President Bush wants talks held by that time because of a Jan. 15 deadline imposed by a United Nations resolution authorizing the use of force against Iraqi troops if they have not yet withdrawn from Kuwait.
Mr. Heath had nothing complimentary to say about either the U.N. deadline or Mr. Bush's meeting timetable, calling both inflexible. Mr. Hussein has suggested talks be held in Baghdad on Jan. 12, and Mr. Heath said the two sides should meet sometime in the middle.
But mostly Mr. Heath was critical of what he termed an over-emphasis on either attacking the Iraqi army or starving it out with aggressive economic sanctions. In stating that position, he chastised both the United States and his own government in Great Britain.
"It is now essential that we put the emphasis on the diplomatic action that has got to be taken if there's going to be a solution," he said.
Mr. Heath also called for an end to the argument that Mr. Hussein cannot be negotiated with because he is an inflexible madman.
"He's not mad; he's clever, and astute," Mr. Heath said. "He does things that are unexpected . . . so I do not take the view that he will never change his position, not for a moment."
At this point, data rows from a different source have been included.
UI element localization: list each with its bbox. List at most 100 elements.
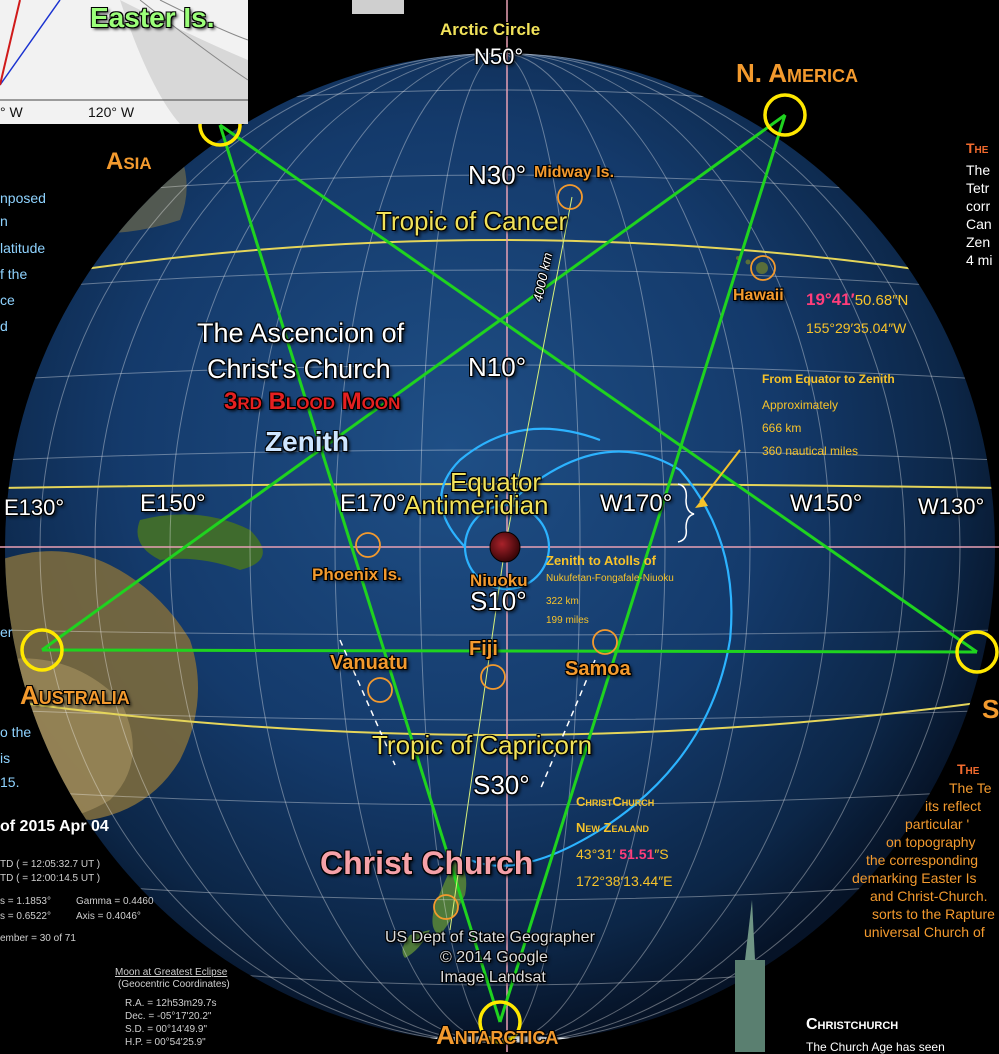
blood-moon-label: 3rd Blood Moon	[224, 388, 401, 415]
credit-line-2: © 2014 Google	[440, 949, 548, 966]
samoa-label: Samoa	[565, 658, 631, 680]
tropic-cancer-label: Tropic of Cancer	[376, 206, 568, 236]
equator-zenith-line-2: 666 km	[762, 421, 802, 435]
lat-s10: S10°	[470, 586, 527, 616]
right-body-3: particular '	[905, 816, 970, 832]
left-text-7: er	[0, 624, 13, 640]
lat-s30: S30°	[473, 770, 530, 800]
equator-line	[5, 483, 995, 489]
eclipse-param-1: s = 1.1853°	[0, 896, 51, 907]
vertex-markers	[20, 93, 999, 1044]
inset-tick-1: ° W	[0, 104, 23, 120]
credit-line-3: Image Landsat	[440, 969, 546, 986]
south-partial-label: S	[982, 694, 999, 724]
hawaii-longitude: 155°29′35.04″W	[806, 320, 907, 336]
moon-subtitle: (Geocentric Coordinates)	[118, 979, 230, 990]
moon-row-3: S.D. = 00°14'49.9"	[125, 1024, 208, 1035]
place-markers	[355, 184, 776, 920]
asia-label: Asia	[106, 148, 152, 175]
australia-label: Australia	[20, 680, 130, 710]
title-line-1: The Ascencion of	[197, 318, 405, 348]
tropic-of-capricorn-line	[5, 699, 995, 736]
right-line-4: Can	[966, 216, 992, 232]
moon-title: Moon at Greatest Eclipse	[115, 967, 228, 978]
eclipse-param-2: Gamma = 0.4460	[76, 896, 154, 907]
left-text-2: n	[0, 213, 8, 229]
atolls-km: 322 km	[546, 596, 579, 607]
christ-church-label: Christ Church	[320, 845, 534, 881]
eclipse-member: ember = 30 of 71	[0, 933, 76, 944]
pentagram	[41, 113, 978, 1023]
lat-n10: N10°	[468, 352, 527, 382]
moon-row-1: R.A. = 12h53m29.7s	[125, 998, 217, 1009]
lon-e170: E170°	[340, 490, 406, 517]
lon-w170: W170°	[600, 490, 673, 517]
eclipse-param-4: Axis = 0.4046°	[76, 911, 141, 922]
vanuatu-label: Vanuatu	[330, 652, 408, 674]
equator-zenith-line-3: 360 nautical miles	[762, 444, 859, 458]
christchurch-heading: Christchurch	[806, 1016, 899, 1033]
tropic-of-cancer-line	[5, 239, 995, 283]
left-text-6: d	[0, 318, 8, 334]
arctic-circle-label: Arctic Circle	[440, 20, 541, 39]
left-text-4: f the	[0, 266, 28, 282]
fiji-label: Fiji	[469, 638, 498, 660]
moon-row-2: Dec. = -05°17'20.2"	[125, 1011, 212, 1022]
right-body-8: sorts to the Rapture	[872, 906, 995, 922]
right-body-9: universal Church of	[864, 924, 985, 940]
right-line-5: Zen	[966, 234, 991, 250]
antimeridian-label: Antimeridian	[404, 490, 549, 520]
right-line-2: Tetr	[966, 180, 990, 196]
left-text-5: ce	[0, 292, 15, 308]
credit-line-1: US Dept of State Geographer	[385, 929, 595, 946]
hawaii-latitude: 19°41′50.68″N	[806, 290, 909, 309]
lat-n50: N50°	[474, 44, 524, 69]
right-heading-2: The	[957, 761, 980, 777]
eclipse-row-2: TD ( = 12:00:14.5 UT )	[0, 873, 101, 884]
right-body-4: on topography	[886, 834, 976, 850]
zenith-label: Zenith	[265, 426, 349, 457]
left-text-3: latitude	[0, 240, 46, 256]
moon-row-4: H.P. = 00°54'25.9"	[125, 1037, 206, 1048]
christchurch-longitude: 172°38′13.44″E	[576, 873, 673, 889]
inset-tick-2: 120° W	[88, 104, 135, 120]
hawaii-label: Hawaii	[733, 287, 784, 304]
right-line-3: corr	[966, 198, 991, 214]
left-text-1: nposed	[0, 190, 46, 206]
atolls-title: Zenith to Atolls of	[546, 553, 656, 568]
right-body-2: its reflect	[925, 798, 982, 814]
blood-moon	[489, 531, 521, 563]
lon-w130: W130°	[918, 494, 985, 519]
right-line-1: The	[966, 162, 991, 178]
equator-zenith-title: From Equator to Zenith	[762, 372, 895, 386]
lat-n30: N30°	[468, 160, 527, 190]
left-text-10: 15.	[0, 774, 20, 790]
christchurch-title-1: ChristChurch	[576, 794, 655, 809]
eclipse-param-3: s = 0.6522°	[0, 911, 51, 922]
midway-label: Midway Is.	[534, 164, 615, 181]
christchurch-title-2: New Zealand	[576, 820, 649, 835]
left-text-9: is	[0, 750, 11, 766]
phoenix-label: Phoenix Is.	[312, 565, 402, 584]
spiral-path	[440, 427, 733, 867]
christchurch-latitude: 43°31′ 51.51″S	[576, 846, 669, 862]
north-america-label: N. America	[736, 58, 859, 88]
left-text-8: o the	[0, 724, 32, 740]
equator-label: Equator	[450, 467, 542, 497]
atolls-line: Nukufetan-Fongafale-Niuoku	[546, 573, 674, 584]
right-body-5: the corresponding	[866, 852, 979, 868]
easter-island-inset	[0, 0, 249, 124]
right-heading: The	[966, 140, 989, 156]
right-body-1: The Te	[949, 780, 992, 796]
right-line-6: 4 mi	[966, 252, 993, 268]
title-line-2: Christ's Church	[207, 354, 391, 384]
eclipse-title: of 2015 Apr 04	[0, 818, 109, 835]
easter-island-label: Easter Is.	[90, 2, 215, 33]
eclipse-row-1: TD ( = 12:05:32.7 UT )	[0, 859, 101, 870]
tropic-capricorn-label: Tropic of Capricorn	[372, 730, 593, 760]
new-guinea-land	[137, 514, 263, 570]
distance-line	[504, 196, 573, 548]
christchurch-body: The Church Age has seen	[806, 1040, 945, 1054]
antarctica-label: Antarctica	[436, 1020, 559, 1050]
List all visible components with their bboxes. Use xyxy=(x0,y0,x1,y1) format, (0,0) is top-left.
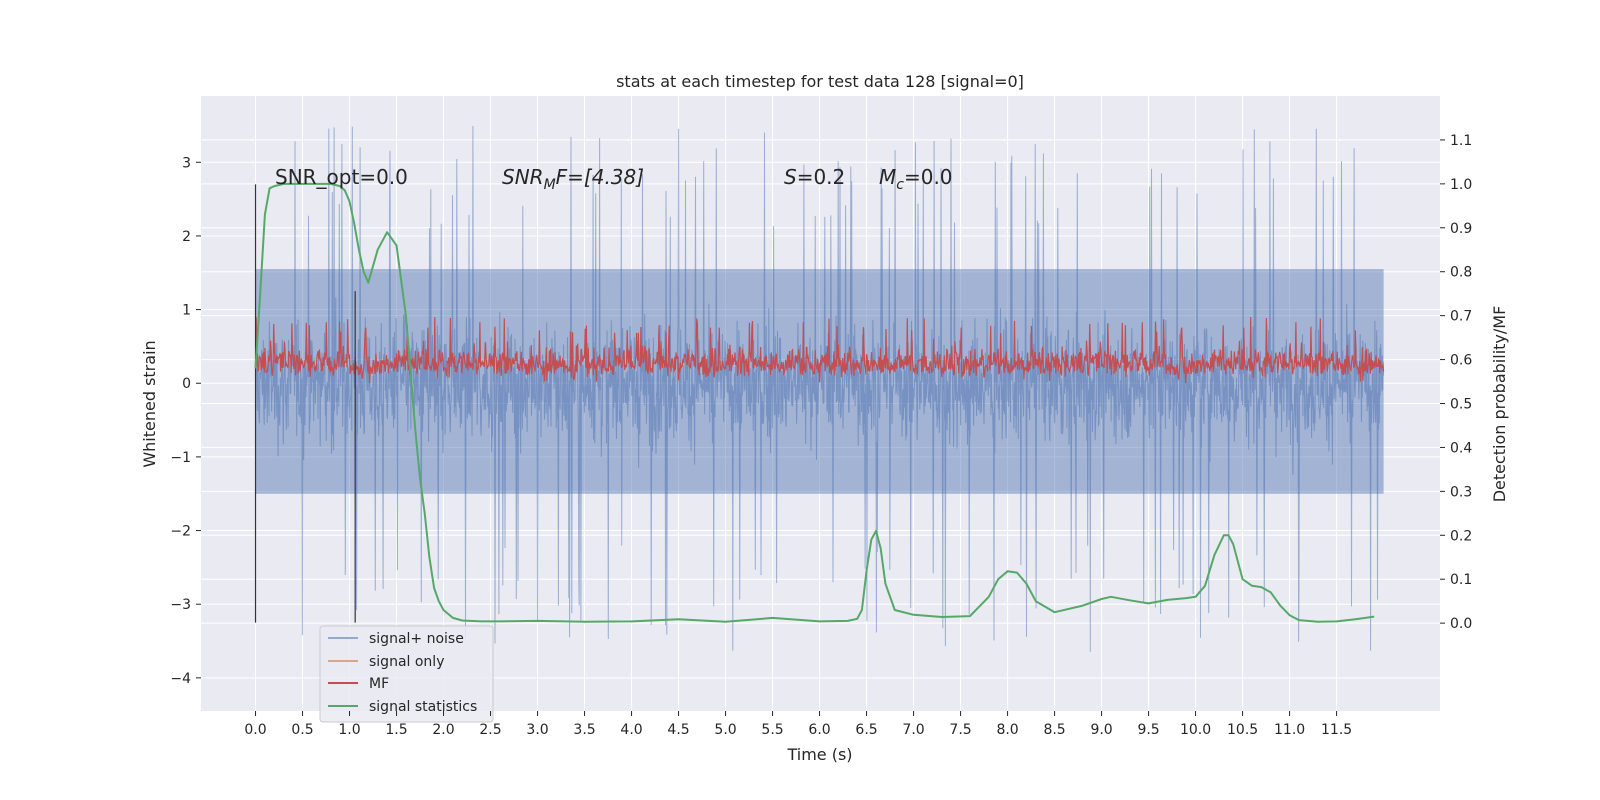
x-tick-label: 7.5 xyxy=(949,722,971,738)
annotation-mc-base: M xyxy=(879,165,896,189)
annotation-snr-mf-base: SNR xyxy=(502,165,544,189)
annotation-snr-mf: SNRMF=[4.38] xyxy=(502,165,644,193)
y2-tick-label: 0.9 xyxy=(1450,221,1472,237)
y2-tick-label: 0.6 xyxy=(1450,353,1472,369)
plot-content xyxy=(254,125,1385,652)
y-tick-label: 1 xyxy=(182,303,191,319)
x-tick-label: 5.5 xyxy=(761,722,783,738)
annotation-snr-opt: SNR_opt=0.0 xyxy=(275,165,408,189)
y-tick-label: −4 xyxy=(170,671,191,687)
y2-tick-label: 0.5 xyxy=(1450,397,1472,413)
y2-tick-label: 1.1 xyxy=(1450,133,1472,149)
x-axis-ticks: 0.0 0.5 1.0 1.5 2.0 2.5 3.0 3.5 4.0 4.5 5.0 5.5 6.0 6… xyxy=(244,711,1352,738)
annotation-s-rest: =0.2 xyxy=(797,165,846,189)
annotation-mc-rest: =0.0 xyxy=(904,165,953,189)
y-tick-label: 0 xyxy=(182,376,191,392)
series-mf-line xyxy=(254,317,1385,384)
x-tick-label: 9.0 xyxy=(1090,722,1112,738)
x-tick-label: 8.0 xyxy=(996,722,1018,738)
y2-tick-label: 0.0 xyxy=(1450,616,1472,632)
legend: signal+ noise signal only MF signal stat… xyxy=(319,625,494,723)
series-signal-noise-line xyxy=(255,125,1385,652)
x-tick-label: 8.5 xyxy=(1043,722,1065,738)
annotation-mc-sub: c xyxy=(896,177,904,193)
annotation-s-base: S xyxy=(784,165,797,189)
x-tick-label: 0.5 xyxy=(291,722,313,738)
series-signal-statistics-line xyxy=(254,182,1375,623)
grid xyxy=(201,96,1440,711)
x-tick-label: 3.5 xyxy=(573,722,595,738)
annotation-s: S=0.2 xyxy=(784,165,845,189)
x-tick-label: 9.5 xyxy=(1137,722,1159,738)
y2-tick-label: 0.1 xyxy=(1450,572,1472,588)
legend-label-signal-noise: signal+ noise xyxy=(369,631,464,647)
legend-label-signal-statistics: signal statistics xyxy=(369,699,477,715)
y-axis-label: Whitened strain xyxy=(140,340,159,467)
y-axis-ticks: 3 2 1 0 −1 −2 −3 −4 xyxy=(170,155,201,687)
x-tick-label: 6.0 xyxy=(808,722,830,738)
annotations: SNR_opt=0.0 SNRMF=[4.38] S=0.2 Mc=0.0 xyxy=(275,165,953,193)
x-tick-label: 4.0 xyxy=(620,722,642,738)
annotation-mc: Mc=0.0 xyxy=(879,165,953,193)
chart-title: stats at each timestep for test data 128… xyxy=(616,72,1024,91)
annotation-snr-mf-sub: M xyxy=(544,177,556,193)
y-tick-label: −3 xyxy=(170,597,191,613)
x-tick-label: 10.0 xyxy=(1180,722,1211,738)
y-tick-label: −2 xyxy=(170,524,191,540)
y-tick-label: 2 xyxy=(182,229,191,245)
y-tick-label: 3 xyxy=(182,155,191,171)
x-tick-label: 1.0 xyxy=(338,722,360,738)
y2-tick-label: 0.2 xyxy=(1450,528,1472,544)
x-tick-label: 4.5 xyxy=(667,722,689,738)
x-tick-label: 0.0 xyxy=(244,722,266,738)
x-tick-label: 5.0 xyxy=(714,722,736,738)
y2-tick-label: 0.8 xyxy=(1450,265,1472,281)
y2-tick-label: 0.4 xyxy=(1450,440,1472,456)
x-tick-label: 10.5 xyxy=(1227,722,1258,738)
y2-tick-label: 1.0 xyxy=(1450,177,1472,193)
x-tick-label: 7.0 xyxy=(902,722,924,738)
y2-axis-ticks: 1.1 1.0 0.9 0.8 0.7 0.6 0.5 0.4 0.3 0.2 0.1 0.0 xyxy=(1440,133,1472,632)
x-tick-label: 11.5 xyxy=(1321,722,1352,738)
x-tick-label: 1.5 xyxy=(385,722,407,738)
x-tick-label: 11.0 xyxy=(1274,722,1305,738)
x-tick-label: 2.0 xyxy=(432,722,454,738)
annotation-snr-mf-rest: F=[4.38] xyxy=(556,165,644,189)
x-tick-label: 2.5 xyxy=(479,722,501,738)
x-tick-label: 3.0 xyxy=(526,722,548,738)
x-tick-label: 6.5 xyxy=(855,722,877,738)
y2-tick-label: 0.3 xyxy=(1450,484,1472,500)
y-tick-label: −1 xyxy=(170,450,191,466)
x-axis-label: Time (s) xyxy=(786,745,852,764)
legend-box xyxy=(319,625,494,723)
y2-axis-label: Detection probability/MF xyxy=(1490,306,1509,503)
legend-label-mf: MF xyxy=(369,676,389,692)
y2-tick-label: 0.7 xyxy=(1450,309,1472,325)
legend-label-signal-only: signal only xyxy=(369,654,444,670)
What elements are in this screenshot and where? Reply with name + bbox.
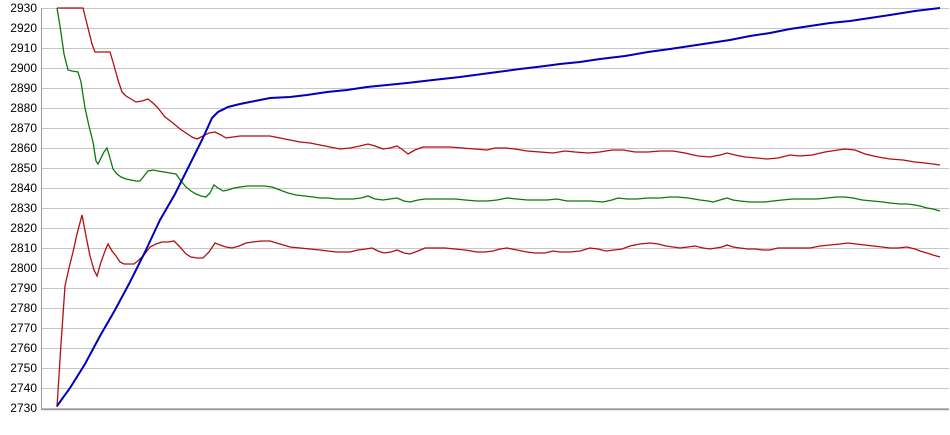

Despite previous assertions by Mr. Hussein that any talks about Kuwait would have to be linked to discussions of Israel and the question of a Palestinian homeland, Mr. Heath said he's convinced Mr. Hussein would back down from that demand.
When asked by Representative Curt Weldon, R-Pa., how Mr. Hussein could be trusted to honor an agreement, Mr. Heath said that trust wouldn't be necessary. He suggested using the cooperation of Arab nations to establish a buffer zone along the Iraq-Kuwait border.
For that matter, he said, "in order to achieve [a solution], Arab influence has got to be used to the greatest extent possible."
If war does break out, Mr. Heath said, he does not think Mr. Hussein would refrain from using poison gas or biological weapons. He said Mr. Hussein told him that's because he knows "that if the going gets hot, the Americans and British will use atomic weapons against me."
Mr. Heath decried U.S. and British stances as part of a post-Cold War "new imperialism," which he said could cost both countries thousands of lives if they continue their present course.
"We really can't have a war every time we want to get rid of one of these bad people," he said.
In related developments, members of Congress who met with Mr. Bush yesterday shortly after returning from the gulf region said the president told them he would welcome a strong resolution endorsing military action against Iraq. They said Mr. Bush also pledged that Mr. Hussein would "get his ass kicked" if war began.
Representative Anthony C. Beilenson, D-Calif., said he believes Mr. Bush should seek a declaration of war from Congress before ordering an attack, but added, "It's not clear, necessarily, what the response of the Congress would be."